When we arrived at the church it was almost full, but we seemed to have a reserved pew and so there was no struggle to find seats as there would have been in my church. The service began with a dreary hymn and continued with another, so depressing it sounded like a funeral dirge, before the vicar got up to talk. And oh, what a sermon! It was the most miserable talk I had ever heard a church. I longed to shout out, to tell him that this was good news, but I could not.

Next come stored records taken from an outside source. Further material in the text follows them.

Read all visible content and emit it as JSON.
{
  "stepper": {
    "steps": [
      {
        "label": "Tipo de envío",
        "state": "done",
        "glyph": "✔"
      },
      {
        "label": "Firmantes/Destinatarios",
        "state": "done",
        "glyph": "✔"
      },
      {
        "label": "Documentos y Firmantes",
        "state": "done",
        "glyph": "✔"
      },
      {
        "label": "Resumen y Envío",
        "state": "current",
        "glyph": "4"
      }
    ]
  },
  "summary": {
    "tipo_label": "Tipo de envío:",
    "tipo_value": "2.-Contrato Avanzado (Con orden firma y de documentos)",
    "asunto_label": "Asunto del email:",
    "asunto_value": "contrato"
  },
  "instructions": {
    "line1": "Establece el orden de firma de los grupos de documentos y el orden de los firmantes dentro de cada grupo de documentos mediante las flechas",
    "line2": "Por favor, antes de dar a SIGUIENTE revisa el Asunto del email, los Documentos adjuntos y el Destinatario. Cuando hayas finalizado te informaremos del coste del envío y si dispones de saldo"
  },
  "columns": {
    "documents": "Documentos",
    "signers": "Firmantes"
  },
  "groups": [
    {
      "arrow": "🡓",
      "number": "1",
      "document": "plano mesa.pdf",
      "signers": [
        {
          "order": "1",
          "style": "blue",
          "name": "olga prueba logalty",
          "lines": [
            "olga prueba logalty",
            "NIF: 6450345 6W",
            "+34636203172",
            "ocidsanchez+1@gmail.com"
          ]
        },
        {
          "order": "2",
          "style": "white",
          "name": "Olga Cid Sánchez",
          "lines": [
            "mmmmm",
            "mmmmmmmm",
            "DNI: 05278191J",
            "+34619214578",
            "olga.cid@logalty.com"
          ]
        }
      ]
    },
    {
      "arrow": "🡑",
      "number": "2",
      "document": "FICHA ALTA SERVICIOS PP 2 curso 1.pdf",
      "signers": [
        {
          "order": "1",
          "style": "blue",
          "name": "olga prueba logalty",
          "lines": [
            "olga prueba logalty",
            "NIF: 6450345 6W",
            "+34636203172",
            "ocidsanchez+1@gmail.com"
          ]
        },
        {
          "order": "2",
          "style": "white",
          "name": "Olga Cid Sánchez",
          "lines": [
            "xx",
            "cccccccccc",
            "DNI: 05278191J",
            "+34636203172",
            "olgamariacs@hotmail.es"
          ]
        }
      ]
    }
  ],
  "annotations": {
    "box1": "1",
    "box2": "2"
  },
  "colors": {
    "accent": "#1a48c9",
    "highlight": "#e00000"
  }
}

This went on for a good hour, and I was almost asleep when he finished, but we finished triumphantly with a slightly more cheerful hymn. Feeling rather gloomy, we filed out of our pew and made our way back to the carriage which had returned to pick us up.
"One of his best sermons in a long time, didn't you think?" said Alexander to his wife, as we sat down and prepared to return home. Was he joking? It was hard to tell, and I stared at him hard.
"Indeed," replied Grace, confounding me completely. They actually thought the sermon had been good ... well, as long as they enjoyed it, I supposed. With a hardly audible sigh I turned to Marie, who was peering out of the window, and asked her what she thought the most beautiful thing in nature was. At least I could talk to someone.